Ancestral Reconstruction
The ancestors at specific nodes within the Old World monkey clade were reconstructed using the FASTML webserver (fastml.tau.ac.il; last accessed March 2018; (37)). The 27 primate A3H sequence alignment was used in conjunction with the species tree to generate marginal reconstructions of codon sequences.

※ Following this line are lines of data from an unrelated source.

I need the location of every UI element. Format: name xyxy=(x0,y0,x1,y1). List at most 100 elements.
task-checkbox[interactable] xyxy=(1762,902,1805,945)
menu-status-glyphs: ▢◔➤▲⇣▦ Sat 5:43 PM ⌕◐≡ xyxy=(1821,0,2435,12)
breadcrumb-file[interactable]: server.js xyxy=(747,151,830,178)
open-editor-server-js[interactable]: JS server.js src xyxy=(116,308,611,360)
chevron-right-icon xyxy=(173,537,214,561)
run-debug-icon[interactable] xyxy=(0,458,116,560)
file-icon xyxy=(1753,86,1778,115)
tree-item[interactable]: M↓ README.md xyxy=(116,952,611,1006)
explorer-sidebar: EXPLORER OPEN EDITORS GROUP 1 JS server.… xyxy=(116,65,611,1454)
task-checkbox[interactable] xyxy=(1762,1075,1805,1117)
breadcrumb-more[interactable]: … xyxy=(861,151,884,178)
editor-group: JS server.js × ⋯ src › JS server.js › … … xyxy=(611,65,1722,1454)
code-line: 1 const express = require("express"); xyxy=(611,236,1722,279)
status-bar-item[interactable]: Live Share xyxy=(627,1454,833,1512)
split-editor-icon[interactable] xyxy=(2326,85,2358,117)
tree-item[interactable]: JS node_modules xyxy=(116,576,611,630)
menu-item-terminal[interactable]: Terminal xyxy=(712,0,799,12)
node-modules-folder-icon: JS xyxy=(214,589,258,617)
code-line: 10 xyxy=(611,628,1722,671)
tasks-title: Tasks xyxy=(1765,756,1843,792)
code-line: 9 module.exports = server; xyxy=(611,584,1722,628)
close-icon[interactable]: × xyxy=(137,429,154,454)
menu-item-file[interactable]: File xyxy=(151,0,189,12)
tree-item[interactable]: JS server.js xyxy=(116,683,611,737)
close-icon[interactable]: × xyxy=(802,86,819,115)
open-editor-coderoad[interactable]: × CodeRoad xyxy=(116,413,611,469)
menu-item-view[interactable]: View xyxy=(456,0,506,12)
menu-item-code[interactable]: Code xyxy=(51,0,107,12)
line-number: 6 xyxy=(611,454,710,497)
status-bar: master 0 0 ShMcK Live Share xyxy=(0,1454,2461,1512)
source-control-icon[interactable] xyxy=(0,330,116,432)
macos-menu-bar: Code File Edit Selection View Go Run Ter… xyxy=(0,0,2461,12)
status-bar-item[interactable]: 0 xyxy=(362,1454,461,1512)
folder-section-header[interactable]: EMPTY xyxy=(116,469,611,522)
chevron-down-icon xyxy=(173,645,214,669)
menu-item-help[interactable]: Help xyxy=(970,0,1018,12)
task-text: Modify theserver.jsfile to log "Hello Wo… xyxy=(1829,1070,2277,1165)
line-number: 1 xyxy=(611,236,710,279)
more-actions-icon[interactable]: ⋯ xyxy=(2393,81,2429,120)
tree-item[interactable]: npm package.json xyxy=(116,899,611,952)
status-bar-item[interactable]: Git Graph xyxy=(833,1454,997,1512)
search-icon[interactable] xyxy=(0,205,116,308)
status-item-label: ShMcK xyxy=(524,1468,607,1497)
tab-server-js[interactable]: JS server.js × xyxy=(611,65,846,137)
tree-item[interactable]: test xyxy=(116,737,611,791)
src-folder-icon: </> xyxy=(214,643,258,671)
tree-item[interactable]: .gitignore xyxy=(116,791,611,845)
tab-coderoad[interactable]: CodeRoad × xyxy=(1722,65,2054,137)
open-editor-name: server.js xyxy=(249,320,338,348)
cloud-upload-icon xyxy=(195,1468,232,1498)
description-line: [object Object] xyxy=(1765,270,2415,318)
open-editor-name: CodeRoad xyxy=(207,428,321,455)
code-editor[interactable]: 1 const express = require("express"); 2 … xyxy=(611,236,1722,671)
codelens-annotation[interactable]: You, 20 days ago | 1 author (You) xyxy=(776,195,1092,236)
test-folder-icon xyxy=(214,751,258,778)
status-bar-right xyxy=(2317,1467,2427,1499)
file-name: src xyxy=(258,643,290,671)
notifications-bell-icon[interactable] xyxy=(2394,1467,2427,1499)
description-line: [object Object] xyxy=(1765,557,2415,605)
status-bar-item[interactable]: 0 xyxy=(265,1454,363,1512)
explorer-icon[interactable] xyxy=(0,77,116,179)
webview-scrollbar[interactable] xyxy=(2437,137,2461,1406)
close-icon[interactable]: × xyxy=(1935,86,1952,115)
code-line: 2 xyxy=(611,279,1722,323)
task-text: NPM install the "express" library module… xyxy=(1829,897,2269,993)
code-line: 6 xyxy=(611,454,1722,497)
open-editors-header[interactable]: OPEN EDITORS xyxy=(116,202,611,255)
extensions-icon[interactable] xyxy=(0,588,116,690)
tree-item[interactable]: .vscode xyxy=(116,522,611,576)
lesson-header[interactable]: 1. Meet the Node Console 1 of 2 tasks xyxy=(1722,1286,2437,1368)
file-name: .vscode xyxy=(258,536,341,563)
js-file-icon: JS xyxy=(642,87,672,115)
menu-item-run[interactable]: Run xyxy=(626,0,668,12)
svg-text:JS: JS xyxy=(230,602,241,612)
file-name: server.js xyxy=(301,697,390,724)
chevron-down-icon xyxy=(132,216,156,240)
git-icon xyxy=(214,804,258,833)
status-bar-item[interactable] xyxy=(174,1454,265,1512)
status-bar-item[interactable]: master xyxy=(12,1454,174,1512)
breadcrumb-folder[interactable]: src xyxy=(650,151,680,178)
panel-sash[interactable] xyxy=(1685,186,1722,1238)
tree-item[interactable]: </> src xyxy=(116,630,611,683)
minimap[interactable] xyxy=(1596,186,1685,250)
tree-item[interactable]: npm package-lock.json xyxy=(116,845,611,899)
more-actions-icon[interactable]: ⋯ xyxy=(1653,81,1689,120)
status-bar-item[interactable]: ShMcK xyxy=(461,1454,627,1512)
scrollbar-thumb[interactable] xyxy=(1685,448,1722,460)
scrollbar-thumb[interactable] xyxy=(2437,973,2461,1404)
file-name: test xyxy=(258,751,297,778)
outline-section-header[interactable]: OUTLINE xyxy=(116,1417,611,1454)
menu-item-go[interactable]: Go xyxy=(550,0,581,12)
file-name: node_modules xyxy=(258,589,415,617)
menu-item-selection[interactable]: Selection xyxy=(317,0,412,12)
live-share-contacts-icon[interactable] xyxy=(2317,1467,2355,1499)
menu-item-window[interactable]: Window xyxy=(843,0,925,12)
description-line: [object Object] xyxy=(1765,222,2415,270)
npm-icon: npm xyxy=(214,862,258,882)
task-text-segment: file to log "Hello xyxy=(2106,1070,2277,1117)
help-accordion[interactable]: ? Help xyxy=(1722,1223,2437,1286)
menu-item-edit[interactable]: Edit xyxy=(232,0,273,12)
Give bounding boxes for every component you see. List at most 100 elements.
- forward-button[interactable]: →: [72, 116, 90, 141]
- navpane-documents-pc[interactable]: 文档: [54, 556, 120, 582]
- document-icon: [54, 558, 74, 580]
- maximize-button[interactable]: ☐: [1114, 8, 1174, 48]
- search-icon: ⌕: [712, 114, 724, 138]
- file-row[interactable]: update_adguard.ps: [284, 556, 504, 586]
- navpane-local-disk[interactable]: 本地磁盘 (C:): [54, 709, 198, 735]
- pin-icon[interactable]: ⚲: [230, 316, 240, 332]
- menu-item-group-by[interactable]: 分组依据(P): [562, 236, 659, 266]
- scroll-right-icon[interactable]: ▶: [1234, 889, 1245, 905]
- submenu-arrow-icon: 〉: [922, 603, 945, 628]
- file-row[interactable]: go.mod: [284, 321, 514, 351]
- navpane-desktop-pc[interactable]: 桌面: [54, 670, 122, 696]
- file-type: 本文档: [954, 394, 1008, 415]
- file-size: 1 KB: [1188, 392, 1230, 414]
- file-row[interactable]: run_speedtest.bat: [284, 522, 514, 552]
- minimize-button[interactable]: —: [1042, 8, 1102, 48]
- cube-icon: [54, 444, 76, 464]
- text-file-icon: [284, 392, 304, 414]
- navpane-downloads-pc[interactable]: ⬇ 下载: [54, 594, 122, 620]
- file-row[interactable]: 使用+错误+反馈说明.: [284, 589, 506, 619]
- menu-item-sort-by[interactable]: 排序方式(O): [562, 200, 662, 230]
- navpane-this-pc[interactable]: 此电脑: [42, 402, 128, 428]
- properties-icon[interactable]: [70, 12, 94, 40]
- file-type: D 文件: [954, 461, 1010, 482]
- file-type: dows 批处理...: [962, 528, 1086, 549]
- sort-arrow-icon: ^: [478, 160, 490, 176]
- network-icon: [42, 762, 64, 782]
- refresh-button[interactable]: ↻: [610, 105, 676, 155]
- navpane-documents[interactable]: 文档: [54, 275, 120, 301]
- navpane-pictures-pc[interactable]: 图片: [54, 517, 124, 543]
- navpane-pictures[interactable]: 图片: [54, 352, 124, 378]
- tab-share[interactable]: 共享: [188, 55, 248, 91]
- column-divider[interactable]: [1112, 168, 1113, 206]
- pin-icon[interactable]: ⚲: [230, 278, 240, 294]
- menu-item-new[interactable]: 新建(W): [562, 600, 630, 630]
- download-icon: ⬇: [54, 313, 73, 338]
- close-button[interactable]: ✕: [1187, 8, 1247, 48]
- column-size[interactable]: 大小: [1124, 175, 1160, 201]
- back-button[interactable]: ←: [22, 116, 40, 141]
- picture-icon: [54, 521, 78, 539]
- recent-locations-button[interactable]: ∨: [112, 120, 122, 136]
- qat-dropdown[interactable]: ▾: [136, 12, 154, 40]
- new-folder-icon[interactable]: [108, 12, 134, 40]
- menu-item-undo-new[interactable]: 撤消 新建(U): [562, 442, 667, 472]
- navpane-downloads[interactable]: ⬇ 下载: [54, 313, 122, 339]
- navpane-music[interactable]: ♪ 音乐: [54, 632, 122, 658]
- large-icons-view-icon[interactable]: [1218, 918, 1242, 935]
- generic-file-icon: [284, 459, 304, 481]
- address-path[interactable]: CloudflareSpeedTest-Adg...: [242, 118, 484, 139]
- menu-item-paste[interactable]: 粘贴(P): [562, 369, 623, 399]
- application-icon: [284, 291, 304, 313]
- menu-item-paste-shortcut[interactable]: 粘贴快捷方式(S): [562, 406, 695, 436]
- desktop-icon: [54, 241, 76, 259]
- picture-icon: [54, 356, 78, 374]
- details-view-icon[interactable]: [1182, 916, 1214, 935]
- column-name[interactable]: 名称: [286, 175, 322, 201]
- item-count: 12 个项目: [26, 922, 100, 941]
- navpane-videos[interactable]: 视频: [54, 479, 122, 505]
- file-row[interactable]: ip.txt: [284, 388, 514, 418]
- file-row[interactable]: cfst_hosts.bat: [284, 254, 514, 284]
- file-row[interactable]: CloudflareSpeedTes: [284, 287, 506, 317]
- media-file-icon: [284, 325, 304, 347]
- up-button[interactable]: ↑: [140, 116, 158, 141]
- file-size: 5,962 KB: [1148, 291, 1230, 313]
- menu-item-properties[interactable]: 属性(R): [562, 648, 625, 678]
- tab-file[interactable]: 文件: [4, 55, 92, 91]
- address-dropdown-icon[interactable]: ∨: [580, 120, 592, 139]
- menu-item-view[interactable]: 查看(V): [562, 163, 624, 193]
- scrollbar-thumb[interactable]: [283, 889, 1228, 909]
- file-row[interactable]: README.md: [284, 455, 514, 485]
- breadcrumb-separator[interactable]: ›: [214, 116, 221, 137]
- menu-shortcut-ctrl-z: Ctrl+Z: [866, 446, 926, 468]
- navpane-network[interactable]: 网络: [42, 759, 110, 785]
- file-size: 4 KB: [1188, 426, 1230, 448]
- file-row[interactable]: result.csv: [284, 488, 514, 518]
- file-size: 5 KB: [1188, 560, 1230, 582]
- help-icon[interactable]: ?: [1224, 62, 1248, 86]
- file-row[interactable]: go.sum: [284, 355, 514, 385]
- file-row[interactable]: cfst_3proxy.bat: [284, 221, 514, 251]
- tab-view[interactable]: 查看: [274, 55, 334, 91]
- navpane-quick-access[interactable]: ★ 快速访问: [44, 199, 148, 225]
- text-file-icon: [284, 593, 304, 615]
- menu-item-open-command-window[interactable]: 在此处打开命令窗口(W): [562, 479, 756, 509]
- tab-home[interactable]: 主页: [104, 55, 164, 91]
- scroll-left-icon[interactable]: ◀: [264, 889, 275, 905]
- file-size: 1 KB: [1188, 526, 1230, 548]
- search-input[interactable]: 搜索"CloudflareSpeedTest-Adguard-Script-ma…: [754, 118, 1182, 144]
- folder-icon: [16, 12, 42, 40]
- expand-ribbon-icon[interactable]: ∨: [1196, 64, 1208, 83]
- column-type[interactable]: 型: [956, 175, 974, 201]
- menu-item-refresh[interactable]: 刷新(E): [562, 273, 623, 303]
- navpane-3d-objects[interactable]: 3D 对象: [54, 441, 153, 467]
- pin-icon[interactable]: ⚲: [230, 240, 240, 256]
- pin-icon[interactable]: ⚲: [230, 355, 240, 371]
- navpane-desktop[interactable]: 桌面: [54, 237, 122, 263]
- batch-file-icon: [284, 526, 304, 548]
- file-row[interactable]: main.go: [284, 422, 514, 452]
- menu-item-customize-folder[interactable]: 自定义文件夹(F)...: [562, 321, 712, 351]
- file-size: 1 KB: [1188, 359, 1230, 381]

Single-Cycle Infectivity Assays
HEK293T cells were plated in 1mL in 12-well plates at 1.25 × 105 cells/mL. After cells reached between 50 – 70% confluency, they were co-transfected with 250 ng of A3H or empty expression plasmid, 600 ng of proviral plasmid, and 100 ng of L-VSV-G (vesicular stomatitis virus glycoprotein) for pseudotyping in 100 μL serum-free medium with TransIT-LT1 transfection reagent (Mirus Bio). Supernatants containing virus were harvested after 48 hours and clarified through 0.2-micron filters. Viral titers were determined by measuring reverse-transcriptase (RT) activity by qPCR as described previously (43). In short, viral supernatants were lysed in 2X lysis buffer (0.25% Triton X-100, 50 mM KCl, 100 mM Tris-HCl, 40% glycerol) in the presence of 4U RNase inhibitor (Fermentas, #EO0382). qRT-PCR reactions were set up with an MS2 RNA template using the Takyon Rox SYBR MasterMix dTTP Blue kit (Eurogentec, #UF-RSMT-B0101) alongside a standard curve made with a stock virus of previously determined titers. The primers used to amplify duplicate reactions were: TCCTGCTCAACTTCCTGTCGAG (forward) and CACAGGTCAAACCTCCTAGGAATG (reverse). qRT-PCR was performed on an ABI QuantStuido5 Real Time PCR machine. 2000 mU/mL was used to infect SupT1 cells plated at 2 × 104 cells/well in a 96-well plate in media supplemented with 20 μg/mL DEAE-Dextran. Infections were done in triplicate for 48 – 64 hours. Luciferase activity was measured with Bright-Glo Luciferase Assay Reagent (Promega) on a LUMIstar Omega luminometer.
Accession Numbers
The GenBank accession numbers for new Old World monkey A3H sequences, including De Brazza’s, Wolf’s Guenon, mustached guenon, patas monkey, talapoin, Francois’ Leaf monkey, Allen’s swamp monkey, and AGM haplotype, reported here are MH231602 – MH231609.
Acknowledgements
We thank the following investigators for providing samples used in this study: M. Muller-Trutwin (AGM PBMC), C. Apetrei (AGM PBMC and SIVagm.Sab92018), and N. Freimer and A. Jasinska (AGM DNA). We additionally thank the National Institutes of Health (NIH) Nonhuman Primate Research Resource for the V038 and AG23 AGM cells as well as SIVagm.Gri+ plasma. African sabaeus samples used in this study were collected as a part of the Systems Biology Sample Repository funded by NIH Grants R01RR016300 and R0100010980, with the particular sabaeus samples used in this study through the Department of Parks and Management Ministry of Forestry and the Environment and Medical Research Council Unit, The Gambia. We thank the Fred Hutchinson Cancer Research Center Shared Resources Genomics Core for sequencing. We thank Ferdinand Roesch, Nicholas Chesarino, Mollie McDonnell and Emily Hsieh for constructive comments on the manuscript. We also thank Harmit Malik, Rick McLaughlin, and Rossana Colon-Thillet for helpful discussions. This work was supported by NIH grant R01 AI30927 (M.E) and the Viral Pathogenesis Training Grant T32AI083203 (E.G).